Trudy can’t say for sure when she became unhappy with her life, but she knows exactly when she realized she was: on November 10, 2013.

It hadn’t been a particularly horrible day for her.  In fact, it was a day much like any other; one spent mostly at work, bored to tears, with only the prospect of going home to an empty house and an evening of really bad television at the end of it all.

“There has to be more to life than this,” she said.  “I deserve to find happiness just as much as the next person, but where shall I begin my search?”

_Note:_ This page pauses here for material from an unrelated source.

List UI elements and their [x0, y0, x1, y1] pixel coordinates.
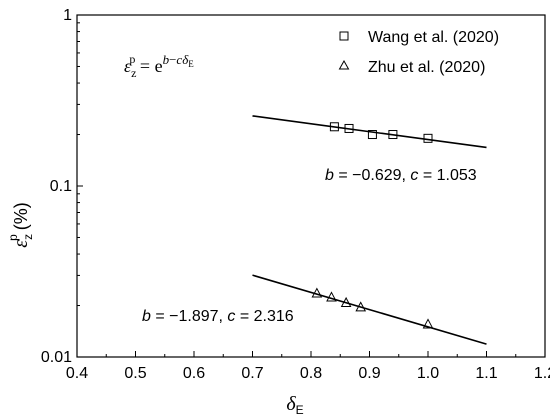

She decided that the so-called happiest place on earth, Disney World, would be the perfect place.  It took two flight delays due to inclement weather to get her there, and when she arrived she was sorely disappointed.

“I forgot how much I don’t care for children,” she said just as a five-year-old ran into her with a dripping ice cream cone.  “Maybe a spiritual retreat is what I need.”

So she headed to Sedona, Arizona and fasted for a day inside a sweat lodge.

“The only insight this has given me is that I’m a gal who needs to eat on a regularly scheduled basis.  Perhaps I could benefit from a self-help book.”

Off to the nearest bookstore she went, only to be faced with too many choices.

“Am I unhappy because I don’t believe in God, because I don’t believe in myself, because I have too much gluten in my diet, because I have deprived myself of gluten unnecessarily, or because I’ve never done anything daring?  Would white water rafting change my outlook on life?”

White water rafting didn’t change her outlook on life.  All it did was get her soaking wet and scare the bejeezus out of her, so the search continued.  She tried dance lessons (two left feet), speed dating (too many men in gold chains), and stand-up comedy (terrible at telling jokes).  It took a week of bed rest brought on by a bad case of the flu for her to finally see the light.

“I’ve tried all the things that other people like, but it still hasn’t gotten me any closer to being happy,” she said while lying in bed with a fever.  “If only I could spend my days making gourmet chocolates.  Now there’s something I actually do enjoy.  Hey wait…”

For the first thirty-five years of her life, Trudy Nelson had been doing what she thought she was supposed to be doing: working in a safe career, engaging in the social activities that  other people thought were fun, and taking the same vacations as everyone else.  Not once did she give any serious thought to what she actually enjoyed, but once she did there was no stopping her.  Champagne Truffles became her specialty, not that anyone ever complained about her Star Anise or Curry Truffles.

Being yourself is the true key to happiness.  The day Trudy realized that was the day she stopped frowning for good.